Taux hypothécaires en hausse: la fin de la parenthèse bénie pour les Romands

Économie

Les taux hypothécaires suisses amorcent une remontée qui pourrait frapper les ménages romands de plein fouet. Après plus de trois années de baisse continue, cette inversion contrarie les emprunteurs et les porteurs de crédits révisables. Le phénomène s’explique simplement : la Banque nationale suisse (BNS), qui a maintenu son taux directeur à zéro pour la quatrième fois consécutive en juin 2026, a fermé la porte à de nouvelles réductions.

Tant que les investisseurs tablaient sur des abaissements successifs du taux BNS, les rendements obligataires chutaient, entraînant avec eux les conditions hypothécaires. Mais depuis que la BNS a signalé son intention de laisser les taux au point mort, cette mécanique s’est inversée. Les anticipations de baisses futures se sont dissipées et les taux hypothécaires, qui reflètent les perspectives macroéconomiques, réagissent en se tendant.
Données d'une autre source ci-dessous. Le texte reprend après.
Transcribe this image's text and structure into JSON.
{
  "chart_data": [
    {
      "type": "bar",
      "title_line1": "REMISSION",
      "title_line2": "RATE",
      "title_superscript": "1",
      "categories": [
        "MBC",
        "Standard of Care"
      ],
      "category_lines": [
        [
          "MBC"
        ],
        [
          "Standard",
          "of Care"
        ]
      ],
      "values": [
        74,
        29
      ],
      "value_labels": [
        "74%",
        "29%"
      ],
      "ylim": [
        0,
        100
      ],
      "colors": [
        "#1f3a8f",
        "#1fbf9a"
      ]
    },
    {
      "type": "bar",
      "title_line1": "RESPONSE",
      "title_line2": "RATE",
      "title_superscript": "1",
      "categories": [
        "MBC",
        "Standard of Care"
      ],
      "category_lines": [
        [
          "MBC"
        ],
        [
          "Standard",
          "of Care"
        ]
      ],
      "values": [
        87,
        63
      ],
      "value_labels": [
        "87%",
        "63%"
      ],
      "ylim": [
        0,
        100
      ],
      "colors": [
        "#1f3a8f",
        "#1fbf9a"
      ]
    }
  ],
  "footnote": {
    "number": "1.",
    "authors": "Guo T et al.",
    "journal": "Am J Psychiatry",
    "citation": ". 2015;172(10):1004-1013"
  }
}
Le franc fort change la donne

Le contexte monétaire suisse contient une paradoxe. Bien que la BNS détienne le taux directeur le plus bas parmi les grandes banques centrales mondiales, l’inflation reste maîtrisée : elle s’établit à 0,6 % en mai 2026, bien en dessous de la fourchette cible de zéro à deux pourcent. La Fed américaine et la Banque centrale européenne, quant à elles, n’ont pas baissé aussi bas, créant un écart de taux qui devrait théoriquement affaiblir le franc. Or, le franc demeure une valeur refuge privilégiée : les investisseurs internationaux continuent d’affluer en Suisse, ce qui soutient sa cotation et limite l’ajustement des taux suisses vers le bas.
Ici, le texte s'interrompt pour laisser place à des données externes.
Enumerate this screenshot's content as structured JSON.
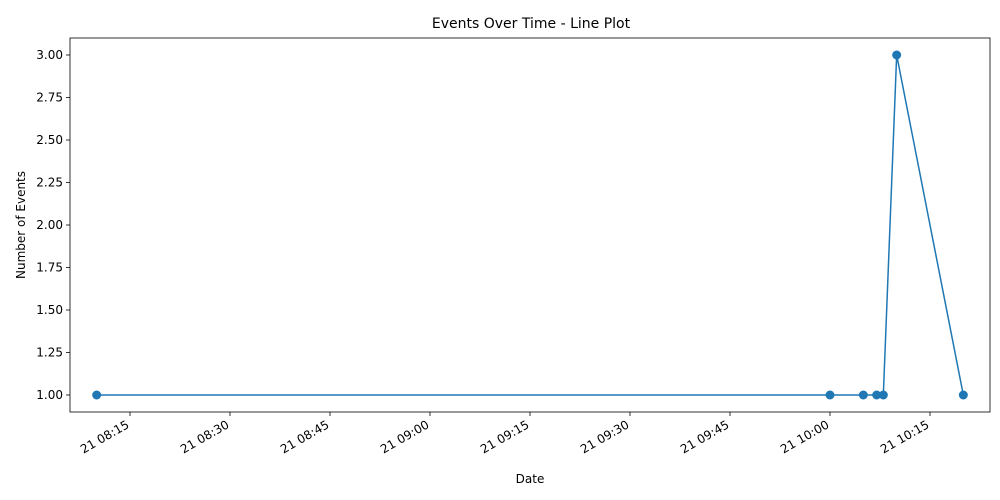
{
  "chart_data": {
    "type": "line",
    "title": "Events Over Time - Line Plot",
    "xlabel": "Date",
    "ylabel": "Number of Events",
    "x": [
      "21 08:10",
      "21 10:00",
      "21 10:05",
      "21 10:07",
      "21 10:08",
      "21 10:10",
      "21 10:20"
    ],
    "values": [
      1,
      1,
      1,
      1,
      1,
      3,
      1
    ],
    "x_ticks": [
      "21 08:15",
      "21 08:30",
      "21 08:45",
      "21 09:00",
      "21 09:15",
      "21 09:30",
      "21 09:45",
      "21 10:00",
      "21 10:15"
    ],
    "y_ticks": [
      "1.00",
      "1.25",
      "1.50",
      "1.75",
      "2.00",
      "2.25",
      "2.50",
      "2.75",
      "3.00"
    ],
    "ylim": [
      0.9,
      3.1
    ],
    "xlim": [
      "21 08:06",
      "21 10:24"
    ],
    "grid": false,
    "marker": "circle",
    "colors": {
      "series": "#1f77b4",
      "axis": "#000000"
    }
  }
}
Cette situation conduit la BNS à une impasse délicate. Un retour aux taux négatifs, expériment tentée de 2014 à 2022, est désormais exclu du scénario central : le président Martin Schlegel a rappelé en juin que les effets secondaires indésirables sur les épargnants rendent cette option inaccessible. Dès lors, zéro demeure le plancher, et l’institution se résigne à laisser la stabilité du franc faire office de stabilisateur implicite.

Quel impact pour votre portefeuille hypothécaire

Les emprunteurs suisses qui ont refinancé entre 2023 et 2025 ont bénéficié de conditions record. Ceux dont les crédits arrivent à échéance en 2026 et au-delà pourraient trouver les portes moins accueillantes. Les taux hypothécaires longs, directement liés aux rendements des obligations à dix ans, ont commencé à se raffermir dès que les banques centrales ont cessé d’envoyer des signaux de réduction supplémentaires.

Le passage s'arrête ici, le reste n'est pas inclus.